第38話
千奈津が井上と初めて会った翌日から今日まで、一度も井上とシフトが被ることはなかった。
基本的に朝に出勤すると本人は言っていたが、井上が追加されたシフト表には夕方も何度か出勤予定になっていた。そのメンバーを見ると、必ず波瀬がいる。
つまり、波瀬は正式な教育係になった。自分は教育係(仮)だったことを知り大きく安堵したものだ。
波瀬は大変だろうな。
他人事のように笑い出勤すると、波瀬が如月に「もう!」と怒っていた。
波瀬が如月に怒ることがあるのか。
千奈津は驚いて挨拶もせず連絡ノートを開き、今日の出来事を確認する。
「本当に、もう!」
如月に怒っているものだと思ったが、二人を見ているとそうではないらしい。
波瀬は頬を膨らませ、両手をぶんぶん振り、時には小さくジャンプして地団駄を踏んでいる。
如月は苦笑し、「そうなんだ」と優しく相槌を打っている。
誰かの愚痴を如月にしているのか。
あの波瀬が如月に愚痴るのは珍しい。
連絡ノートに目を通していると、波瀬の愚痴の原因が記載されていた。
文字を追っていくと、波瀬と井上が昼から出勤したところ、またしても井上の暴走が始まったらしい。
連絡ノートによると、波瀬が教育係として井上に検品のやり方を教えたところ、在庫について意見したという。
波瀬は検品の手順を今まで何度も教えていたが、本日もまた教えを乞われた。
単純作業なので何度も教えることではなく、メモを取ることすらしない井上に苛立ち、いい加減に仕事を覚えるよう叱責した。
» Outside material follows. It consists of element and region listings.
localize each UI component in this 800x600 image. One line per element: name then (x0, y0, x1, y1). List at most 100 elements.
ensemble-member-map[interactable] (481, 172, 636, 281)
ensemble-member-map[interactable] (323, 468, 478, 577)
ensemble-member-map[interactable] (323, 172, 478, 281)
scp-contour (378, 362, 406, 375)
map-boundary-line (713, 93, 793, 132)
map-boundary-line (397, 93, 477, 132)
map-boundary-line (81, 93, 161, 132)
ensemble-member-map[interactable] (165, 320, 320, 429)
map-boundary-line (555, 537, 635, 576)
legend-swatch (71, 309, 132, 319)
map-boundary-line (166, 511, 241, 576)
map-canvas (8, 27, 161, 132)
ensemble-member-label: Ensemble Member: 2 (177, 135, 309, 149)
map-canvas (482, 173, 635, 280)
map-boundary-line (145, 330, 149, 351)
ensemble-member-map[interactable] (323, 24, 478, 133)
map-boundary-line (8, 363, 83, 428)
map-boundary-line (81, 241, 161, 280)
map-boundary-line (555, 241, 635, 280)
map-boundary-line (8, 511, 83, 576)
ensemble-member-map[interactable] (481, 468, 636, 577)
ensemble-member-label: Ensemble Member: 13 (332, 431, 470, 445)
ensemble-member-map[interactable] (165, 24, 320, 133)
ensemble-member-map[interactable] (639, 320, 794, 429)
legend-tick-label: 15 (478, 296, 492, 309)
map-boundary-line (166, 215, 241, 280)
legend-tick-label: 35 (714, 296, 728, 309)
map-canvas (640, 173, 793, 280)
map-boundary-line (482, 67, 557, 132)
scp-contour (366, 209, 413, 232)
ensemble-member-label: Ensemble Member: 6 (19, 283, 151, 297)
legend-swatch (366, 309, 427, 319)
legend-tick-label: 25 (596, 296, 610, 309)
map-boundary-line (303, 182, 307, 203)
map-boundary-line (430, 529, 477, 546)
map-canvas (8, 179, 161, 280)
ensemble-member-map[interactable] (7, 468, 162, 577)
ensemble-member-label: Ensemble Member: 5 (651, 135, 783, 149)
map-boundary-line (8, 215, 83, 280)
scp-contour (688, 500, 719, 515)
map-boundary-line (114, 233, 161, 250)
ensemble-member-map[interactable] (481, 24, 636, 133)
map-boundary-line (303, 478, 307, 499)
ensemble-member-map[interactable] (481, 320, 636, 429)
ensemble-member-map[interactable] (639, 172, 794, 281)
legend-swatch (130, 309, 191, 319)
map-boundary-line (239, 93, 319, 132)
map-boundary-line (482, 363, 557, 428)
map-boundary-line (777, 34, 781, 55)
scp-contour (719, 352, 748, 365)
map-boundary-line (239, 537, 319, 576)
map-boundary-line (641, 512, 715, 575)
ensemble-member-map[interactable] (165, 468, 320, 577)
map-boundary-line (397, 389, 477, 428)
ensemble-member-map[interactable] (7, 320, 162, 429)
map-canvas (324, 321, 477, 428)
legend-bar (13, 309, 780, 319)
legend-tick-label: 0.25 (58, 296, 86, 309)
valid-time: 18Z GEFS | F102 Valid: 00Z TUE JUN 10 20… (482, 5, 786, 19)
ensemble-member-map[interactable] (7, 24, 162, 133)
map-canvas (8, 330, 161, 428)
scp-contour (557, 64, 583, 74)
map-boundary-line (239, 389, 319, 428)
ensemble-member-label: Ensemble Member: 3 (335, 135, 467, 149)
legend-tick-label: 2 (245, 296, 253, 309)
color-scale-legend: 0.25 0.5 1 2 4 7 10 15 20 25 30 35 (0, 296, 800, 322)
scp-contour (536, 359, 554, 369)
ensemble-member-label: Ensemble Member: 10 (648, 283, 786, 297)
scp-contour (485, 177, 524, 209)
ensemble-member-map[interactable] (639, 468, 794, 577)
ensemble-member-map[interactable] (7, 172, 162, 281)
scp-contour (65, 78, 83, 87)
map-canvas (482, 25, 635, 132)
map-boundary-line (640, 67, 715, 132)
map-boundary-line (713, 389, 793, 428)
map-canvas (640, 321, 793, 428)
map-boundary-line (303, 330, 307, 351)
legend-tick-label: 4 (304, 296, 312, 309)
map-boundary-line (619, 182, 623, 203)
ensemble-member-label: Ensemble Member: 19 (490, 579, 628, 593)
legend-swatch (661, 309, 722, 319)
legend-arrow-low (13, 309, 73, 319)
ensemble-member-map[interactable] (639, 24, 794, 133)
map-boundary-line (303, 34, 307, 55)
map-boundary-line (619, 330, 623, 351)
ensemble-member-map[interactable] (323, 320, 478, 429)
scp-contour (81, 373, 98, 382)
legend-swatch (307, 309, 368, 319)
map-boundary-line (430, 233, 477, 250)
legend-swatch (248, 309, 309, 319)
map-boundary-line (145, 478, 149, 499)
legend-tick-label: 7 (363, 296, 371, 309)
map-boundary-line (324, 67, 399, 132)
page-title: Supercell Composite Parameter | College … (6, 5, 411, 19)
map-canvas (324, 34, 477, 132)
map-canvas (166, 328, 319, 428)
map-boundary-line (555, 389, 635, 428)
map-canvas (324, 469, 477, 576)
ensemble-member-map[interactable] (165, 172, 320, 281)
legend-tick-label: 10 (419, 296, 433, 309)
すると井上は反省をするどころか、ふてぶてしい態度をとり、いくつも重なっている段ボールを開けて波瀬に「こんなにも在庫があるなんて、非効率です。無駄に場所を占領していますので、即刻本部に送り返すべきです」と言い返した。
検品の話であったはずが、在庫を邪魔だと主張し、指示に従わない井上に波瀬は激怒した。
井上はとどめを刺すように「マネージャーに連絡を入れておきます」と電話をかけようとする。波瀬は電話を取り上げ、井上を厳しき叱責するが、本人はしれっとしている。それが波瀬の怒りにふれ、たまりにたまった鬱憤を晴らすべくマネージャーに報告し、その内容を連絡ノートに書き連ねた。
連絡ノートに「井上」と名前があった瞬間に井上の暴走だと断定してしまったが、波瀬も波瀬で暴走したらしい。
小さな字でノートを埋め尽くしているが、内容としては連絡ノートに書くようなものではない。大袈裟である。
「井上さん、真面目なのは伝わってくるんですけど、せめてメモくらいは取ってほしいです」
「そうだね」
「何度言っても、記憶力がいいからといって、メモ帳すら持って来ないんですよ」
「後から見返すために必要だよね」
「そうなんです! もう! 井上さんはあたしが年下だと思って、馬鹿にしてるみたいです」
両手を上下に振って怒りをアピールする波瀬に如月は笑顔で肯定する。
波瀬が井上の教育係になってからというもの、波瀬は如月に井上の愚痴ばかりを披露する。
如月は相槌を打ちながらも右から左へ受け流す。
井上の癖強話は面白いが、波瀬の話に興味を示しすぎると変な誤解をされてしまう。
その線を越えないよう気をつけながら首を縦に振る。
今日はもう波瀬と如月はニコイチで動くな。
千奈津はそんな予感がし、二人の邪魔をしないよう存在を消し、静かにクーポンを切り取る作業をひたすら行った。
休日故に客は平日よりも多いかと思いきや、学校は試験期間ということもあり、女子中高生の客は少ない。
波瀬と如月は談笑をし、千奈津は無心でA4用紙を切っていく。
その時間が続いていると、電話が鳴った。
三人の視線が電話にいき、波瀬は千奈津を見ながら顎をくいっと動かした。電話に出ろ、という意味だ。
はいはい、と鋏と紙を置いて電話を取る。
「それでー」と波瀬は中断していた話を再開させた。